Inspiring Older Readers

posted on 24 Jan 2024

The Midnight Washerwoman and other tales of Lower Brittany by Francois-Marie Luzel (translated and introduced by Michael Wilson)

For most us, stories come in formats that allow us to constantly revisit them in the medium in which they were originally created. Printed text, film, artworks even digital text can be preserved year after year and passed on to future generations. Interpretations and critical assessments may change but we think of our ever-growing body of stories as in some way concrete and permanent.

But, of course, it hasn’t always been so. In the past many of our songs and stories have been handed down orally and subject to a sort of individual and collective memory. Song writers and storytellers were creating their art for an audience that had limited or no literacy – and the artists themselves may well have had limited skills in reading and writing themselves.

It's also the case that spreading these songs or stories orally was limited by geography. The ability of people to travel was also constrained and so it’s hardly surprising that these collections of oral stories would tend to take on very local characteristics and potential audiences in further flung locations might never hear the rich wisdom of people from (what are now) relatively close neighbourhoods.

The danger that these stories might disappear as generation followed generation was obvious and this has prompted some dogged and bold individuals to do their best to capture these oral gems and set them down on paper (or in recordings) for the rest of us to experience. Francois-Marie Luzel was one of these conservators – a folklorist – who, in the late 19th century set about listening to and writing down the oral stories of his locality in Breton. He personally attended the local ‘veillees’ (storytelling gatherings) and diligently noted down what he was hearing.

Luzel’s stories are now brought to us for the first time by Professor Micheal Wilson from Loughborough University, who is also the Director of the Storytelling Academy. He also provides an informative Preface and Introduction that contextualises and explains the process Luzel undertook and considers the pros and cons of the approach he took.

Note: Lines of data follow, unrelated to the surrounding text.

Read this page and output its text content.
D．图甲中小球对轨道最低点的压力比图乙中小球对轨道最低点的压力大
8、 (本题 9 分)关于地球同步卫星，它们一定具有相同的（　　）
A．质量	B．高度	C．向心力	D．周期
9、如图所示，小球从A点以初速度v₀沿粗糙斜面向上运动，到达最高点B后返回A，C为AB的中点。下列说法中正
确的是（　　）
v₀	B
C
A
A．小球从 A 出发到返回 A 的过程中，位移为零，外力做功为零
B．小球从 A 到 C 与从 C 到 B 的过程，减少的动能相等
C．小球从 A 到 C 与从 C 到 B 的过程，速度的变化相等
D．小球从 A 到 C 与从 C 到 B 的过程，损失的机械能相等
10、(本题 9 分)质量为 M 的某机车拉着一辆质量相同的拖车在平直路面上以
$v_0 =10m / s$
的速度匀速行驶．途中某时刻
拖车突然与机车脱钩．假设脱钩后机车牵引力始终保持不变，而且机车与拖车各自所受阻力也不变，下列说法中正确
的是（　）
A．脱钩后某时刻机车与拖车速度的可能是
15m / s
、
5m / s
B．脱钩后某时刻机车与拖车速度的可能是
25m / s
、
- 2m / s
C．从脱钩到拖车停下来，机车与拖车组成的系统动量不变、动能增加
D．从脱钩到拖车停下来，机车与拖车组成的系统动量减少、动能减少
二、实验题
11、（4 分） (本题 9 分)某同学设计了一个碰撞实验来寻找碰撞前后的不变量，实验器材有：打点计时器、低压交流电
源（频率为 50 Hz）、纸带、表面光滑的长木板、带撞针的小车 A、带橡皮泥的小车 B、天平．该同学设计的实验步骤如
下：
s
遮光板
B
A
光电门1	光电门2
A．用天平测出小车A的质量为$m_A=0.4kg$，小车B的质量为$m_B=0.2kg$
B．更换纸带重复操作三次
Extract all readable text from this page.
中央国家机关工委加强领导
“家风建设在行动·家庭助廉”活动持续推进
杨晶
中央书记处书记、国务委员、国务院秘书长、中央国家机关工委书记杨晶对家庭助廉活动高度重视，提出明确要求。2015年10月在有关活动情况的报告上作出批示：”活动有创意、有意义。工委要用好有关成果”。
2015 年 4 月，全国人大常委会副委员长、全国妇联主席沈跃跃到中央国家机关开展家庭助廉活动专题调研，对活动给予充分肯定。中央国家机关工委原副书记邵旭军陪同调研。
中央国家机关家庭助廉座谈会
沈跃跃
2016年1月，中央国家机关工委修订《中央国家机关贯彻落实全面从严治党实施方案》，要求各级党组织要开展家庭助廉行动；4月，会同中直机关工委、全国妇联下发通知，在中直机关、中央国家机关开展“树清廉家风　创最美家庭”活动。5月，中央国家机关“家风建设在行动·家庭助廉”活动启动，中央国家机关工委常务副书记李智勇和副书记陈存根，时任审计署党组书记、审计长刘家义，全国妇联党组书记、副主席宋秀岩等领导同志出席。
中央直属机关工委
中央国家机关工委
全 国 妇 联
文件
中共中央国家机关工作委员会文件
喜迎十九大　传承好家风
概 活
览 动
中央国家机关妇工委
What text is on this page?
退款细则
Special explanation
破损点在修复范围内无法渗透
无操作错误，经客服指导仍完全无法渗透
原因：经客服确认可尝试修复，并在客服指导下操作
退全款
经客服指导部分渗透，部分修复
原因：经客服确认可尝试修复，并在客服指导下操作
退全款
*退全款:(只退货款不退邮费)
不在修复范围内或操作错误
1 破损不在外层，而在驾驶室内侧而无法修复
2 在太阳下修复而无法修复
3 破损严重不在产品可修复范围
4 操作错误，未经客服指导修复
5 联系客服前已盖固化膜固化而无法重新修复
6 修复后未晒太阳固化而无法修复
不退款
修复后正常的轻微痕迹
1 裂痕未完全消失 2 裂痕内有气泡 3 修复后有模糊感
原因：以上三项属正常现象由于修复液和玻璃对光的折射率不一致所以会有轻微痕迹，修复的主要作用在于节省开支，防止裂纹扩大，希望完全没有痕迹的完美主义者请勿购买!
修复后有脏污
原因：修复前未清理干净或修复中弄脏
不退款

It's also true, however, that simply writing down a story doesn’t wholly capture the actual storytelling experience. Telling a story is a performance, a small drama, that will be different each time it is told. And, inevitably, the boundaries of the story become flexible and bits drop out and other bits are added. Emphasis and meaning can change and the message the audience takes away can be ever changing. Professor Wilson confronts this head-on:

“I invite the reader, therefore, to look at these neglected stories first and foremost as performance texts, or perhaps improvised theatrical texts, to which I have added some information and thoughts about who performed and collected these particular versions, why and where they were performed, and to what purpose.”

By its nature, the oral tradition will often be ‘closed’ to outsiders because of idiosyncrasies in language use, pronunciation, local dialect etc. So putting down these stories in a way that can be enjoyed by a wider audience is also an act of translation. Again, Wilson is on the case:

“These texts that appear in this volume are translations of translations of transcriptions of oral texts…”

Effectively, Wilson explains, this is a five step process from Luzel witnessing the story, his taking notes, his subsequent ‘good copy’, a translation into French and, finally, Wilson’s translation to English. Phew!

Playfully enough, the stories themselves are presented here in five 'veillee' and can be experienced as if you were at your own storytelling evening. None of the stories are long and each very much feels like a framework that needs to brought to life with the telling and the dramatic actions of the teller – body language is the missing part of all of these tales and you’ll need to imagine that for yourselves.

All the usual subjects are here – ghosts, giants, sexual pranks, the rich and mighty being brought low, rogues who get away with it and rogues who get their comeuppance. These are very much stories of a rural community in which nature is both friend and foe and which needs to be explained by storytelling.

This book will be fascinating for anyone who has an interest in storytelling and the oral tradition and Professor Wilson has done a fine job of making a potentially obscure heritage of stories available and understandable to a modern audience. Published by Princeton University Press, you will be able to order this book from your local independent bookshop or directly from the Princeton University website.